❸尿道皮膚瘻が生じるのは、尿道の球部から振子部にかけてです。尿道括約筋から相当距離の離れた場所です。にもかかわらず、尿道括約筋のすぐそばに尿道皮膚瘻が存在するのは無茶苦茶な理論です。尿道皮膚瘻の原因は、初めの病院の医師の責任である。尿道の段差と主張したのは、面倒な事を回避するための逃げである。どちらの主治医も自覚しているか否か不明であるが、手っ取り早く骨盤骨折に原因を求めて短絡的に自分たちでは手に負えない立場を取ろうとする。どう考えても、患者さんの立場に立って物事を考えていない。
たまたま現在の病院に紹介状作成のため検査入院予定だったので、内視鏡検査を実施してもらいました。日を改めて再度セカンドオピニオンのためご夫婦で来院しました。
内視鏡検査の結果、予想通り、尿道の段差はなく、尿道狭窄でした。しかし、穴は開いていなく、もう1つ少し別の穴が確認された。この穴は尿道皮膚瘻の痕跡と言われた。尿道とおぼしき瘢痕は見えている状態で肛門を締めてもらいましたが、見えている尿道括約筋が動かない。尿道括約筋が瘢痕化、あるいは麻痺していて普通の尿道狭窄の手術をすると、尿道括約筋が損傷し一生、オシッコが垂れ流し状態なると判断されました。主治医は、自分たちには出来ない治療なので、専門の病院を紹介すると言われました。
ここで、また問題が見えて来ました。
❶肛門の筋肉と尿道括約筋、いわゆる骨盤底筋は8の字に繋がっています。どんなにひどい瘢痕化したとしても、動きが確認出来ないことはあり得ない。また、肛門が締めたり、排便できるのですから、麻痺している訳がない。

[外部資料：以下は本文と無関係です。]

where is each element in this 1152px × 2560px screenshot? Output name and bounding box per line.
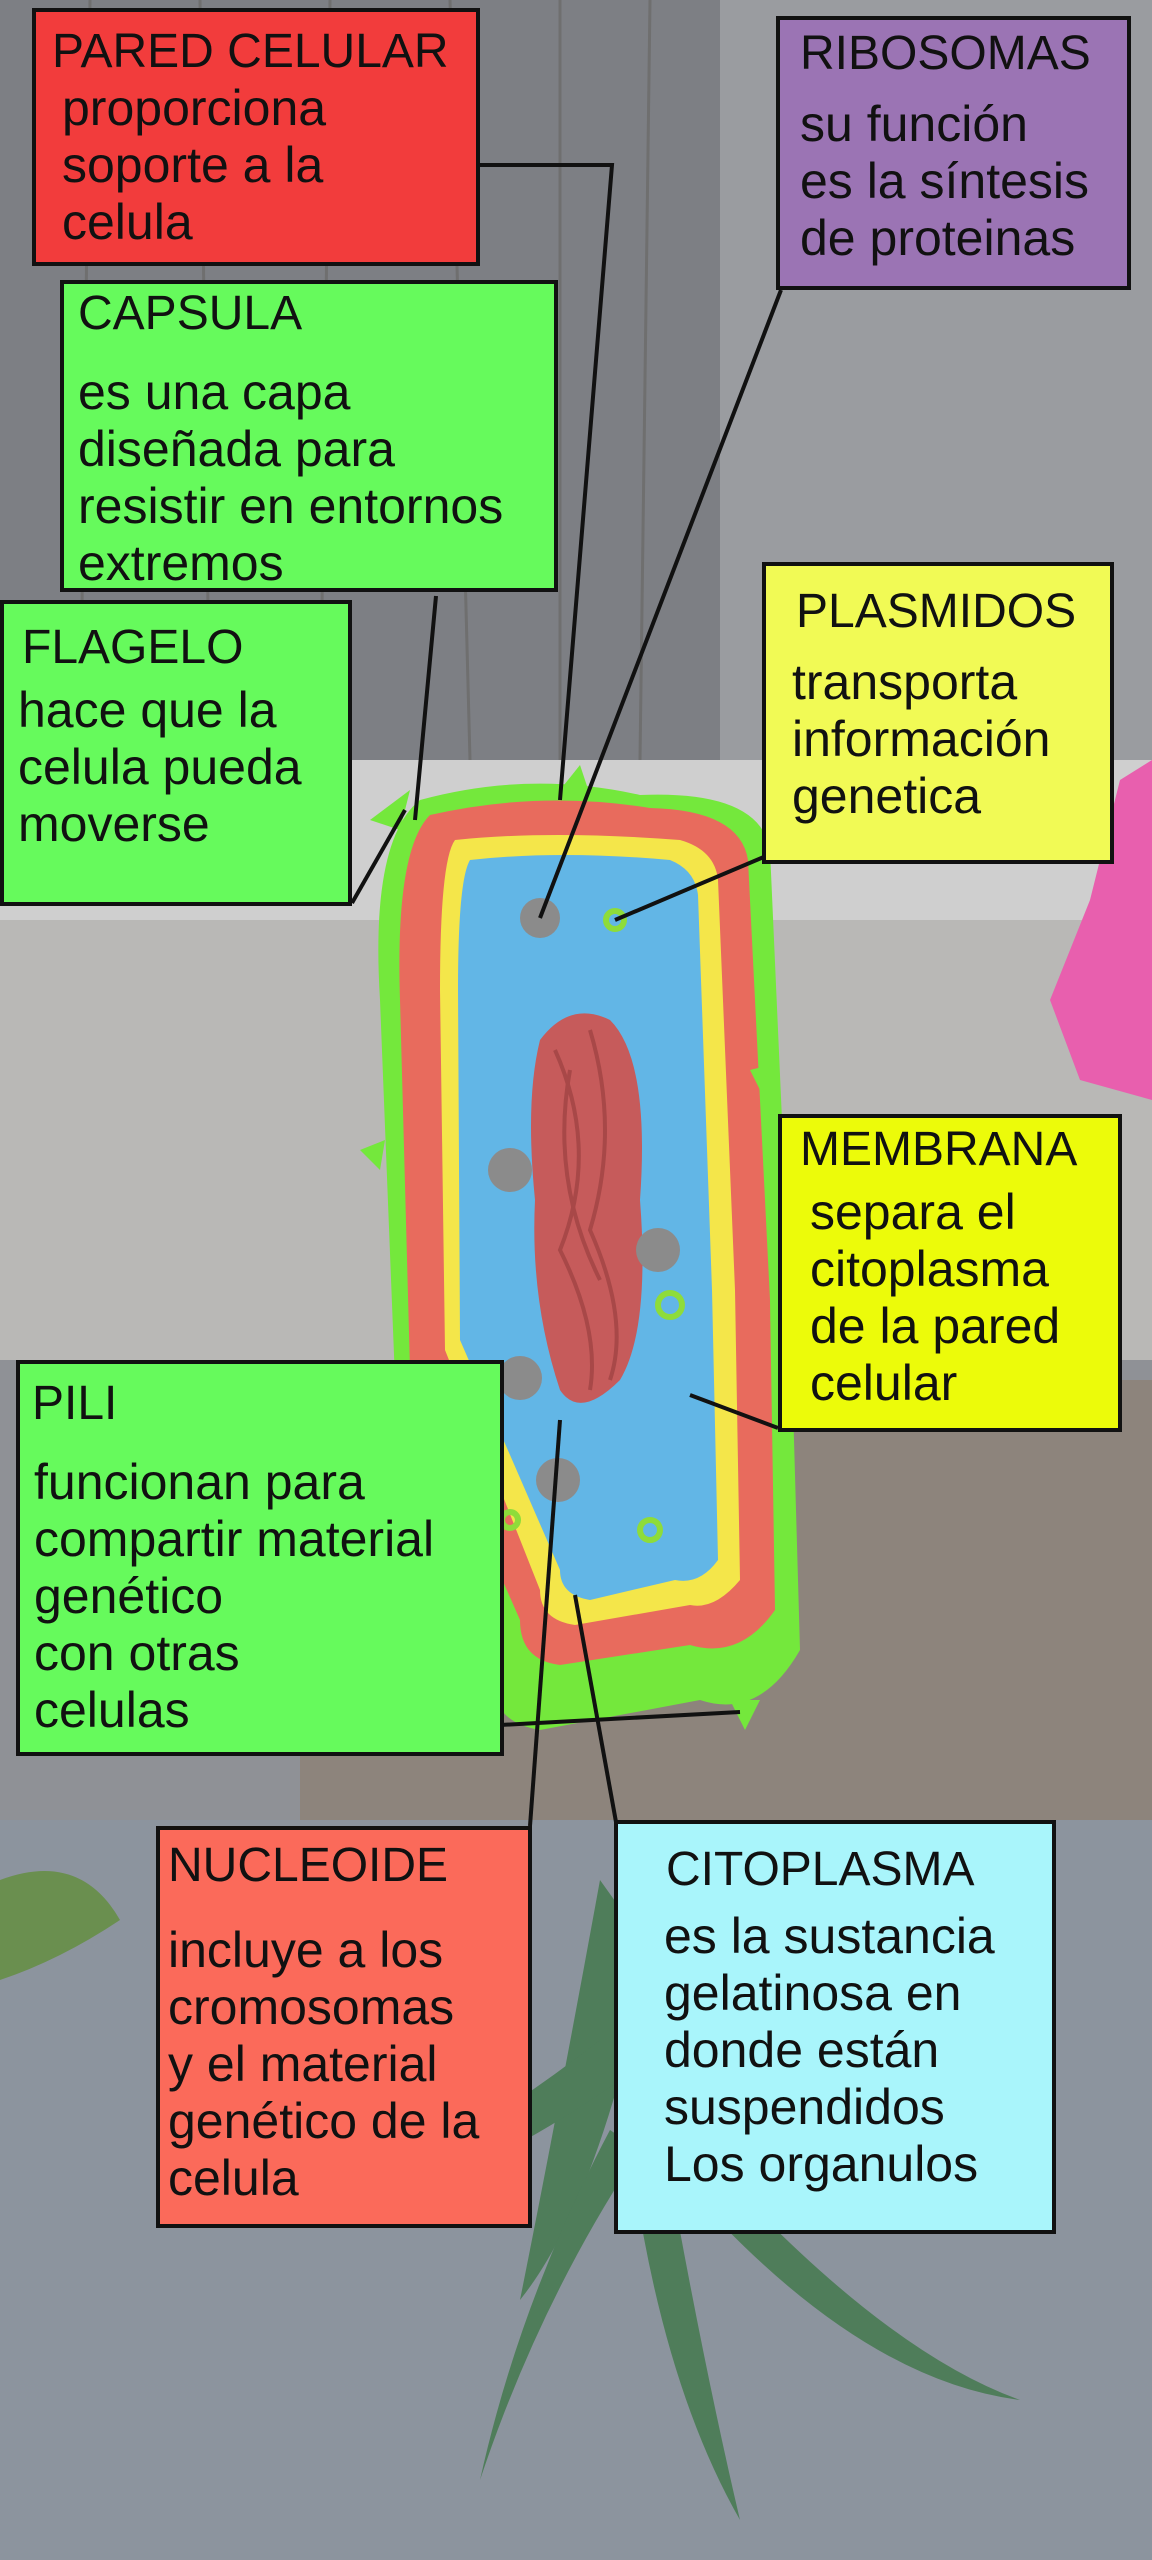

❷自分で排尿すると、一回に40ml程尿が自力で出るという事実があります。それからすると、完全に閉じている部分は尿道ではなく、尿道皮膚瘻と思われた穴が本来の尿道でしょう。
❸主治医は、面倒くさいことは極力避け、それらしい理由を付けて、他の病院に治療の責任が転換しようと思われます。
入院施設のない高橋クリニックでは治療は難しい事を告げました。そこで、次に紹介される病院で、患者さんの経過を詳細に告げて、紹介状の経過との矛盾を悟ってもらいましょう。利口な医師であれば、容易に判断出来るでしょう。
結局、この患者さんの今の苦しみは、骨盤骨折が原因ではなく、治療中の対処の仕方の不手際が原因です。骨盤骨折は長期間安静にするためのキッカケでしかありません。
福沢諭吉翁の漢詩の如く、離婁(りろう)のような何でも見通せる眼力と、麻姑(まこ)仙人のような巧みな手で、人を助けなければなりません。
このエピソードは、患者さんからお聞きしたお話しを私なりに解釈し、私の考えを加え脚色し作成しています。間違っていましたら、ご指摘ください。